This repo provides material for recreating the famous paper by Jean-Pierre Luminet (1979), simulating the first image of a black hole. This is done in Python 3.8
from black_hole import *
M = 1.
############ The Isoradial class ############
# Calculate single isoradial
ir = Isoradial(radius=30*M, incl=80 * np.pi / 180, bh_mass=M, order=0)
ir.calculate()
ir.plot_redshift() # plot its redshifts along the line
############ The BlackHole class ############
bh = BlackHole(inclination=85, mass=M)
## Plot isoradial lines. Plotting 1 Isoradial is equivalent to the above method
bh.plot_isoradials([10, 20, 30], [10, 20, 30])
## Plot Isoredshift lines
bh.plot_isoredshifts(redshifts=[-.5, -.35, -.15, 0., .15, .25, .5, .75, 1.])
# This method fails for extreme inclinations i.e. edge-on and top-down
## Sample points on the accretion disk and plot them
bh.sample_points(n_points=20000)
bh.plot_points()
# Plot isoredshift lines from the sampled points (useful for edge-on or top-down view, where the other method fails)
bh.plot_isoredshifts_from_points()
24 February, 2022
- Fixed redshift
- Can now sample points in (R, alpha) space. Luminet started from the isofluxlines though, which may be (will probably be) more efficient.
20 May, 2022
- changed from mpmath library to scipy for the calculation of elliptic integrals.
- main method of calculating isoredshifts is now done by sampling the entire accretion disk space and making a contour plot of the resulting points.
- added gif of rotating isoredshift values for varying inclination.
4 June, 2022
- implemeted accretion disk size. Now the black hole photograph can be plotted including the ghost image
- Fixed the Isoredshift algorithm. You can now calculate isoredshift lines with arbitrary precision. This method fails for edge-on or top-down inclinations (0, 90 or 180 degrees) as the isoradials and isoredshift lines don't intersect at these inclinations.
- Moved most parameters to a separate file:
paremeters.ini
- Fix plotting from points when inclination is over 90 degrees
- Calculate isofluxlines in some efficiënt manner (can now be reconstructed from sampled points, but it would be neat to sample points based on isofluxlines). Perhaps calulating some points and reconstructing the lines?

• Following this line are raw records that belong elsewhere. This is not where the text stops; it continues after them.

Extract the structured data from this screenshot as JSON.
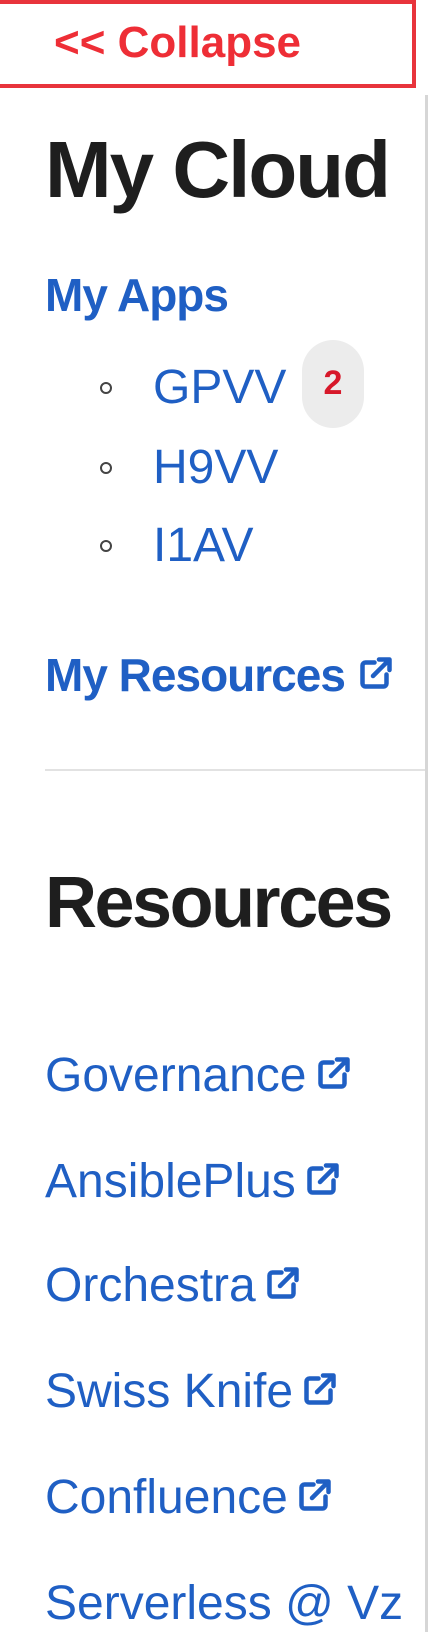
{
  "collapse_label": "<< Collapse",
  "my_cloud": {
    "title": "My Cloud",
    "my_apps_label": "My Apps",
    "apps": [
      {
        "label": "GPVV",
        "badge": "2"
      },
      {
        "label": "H9VV"
      },
      {
        "label": "I1AV"
      }
    ],
    "my_resources_label": "My Resources"
  },
  "resources": {
    "title": "Resources",
    "links": [
      {
        "label": "Governance"
      },
      {
        "label": "AnsiblePlus"
      },
      {
        "label": "Orchestra"
      },
      {
        "label": "Swiss Knife"
      },
      {
        "label": "Confluence"
      },
      {
        "label": "Serverless @ Vz"
      }
    ]
  },
  "colors": {
    "link": "#1f5fc4",
    "collapse_accent": "#ee2e36",
    "badge_text": "#d7182a"
  },
  "icons": {
    "external_link": "external-link-icon"
  }
}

- clean up class structure. The BlackHole class does not need to contain the solver/plotting parameters of isorefshifts or isoradials. These could (and should ?) be split up.
- implement data classes?
- add isoredshift ghost image plotting
- add video of rotating black hole
- Kerr metric?
[1] Luminet, J.-P., “Image of a spherical black hole with thin accretion disk.”, Astronomy and Astrophysics, vol. 75, pp. 228–235, 1979.
[2] J.-P. Luminet, “An Illustrated History of Black Hole Imaging : Personal Recollections (1972-2002).” arXiv, 2019. doi: 10.48550/ARXIV.1902.11196.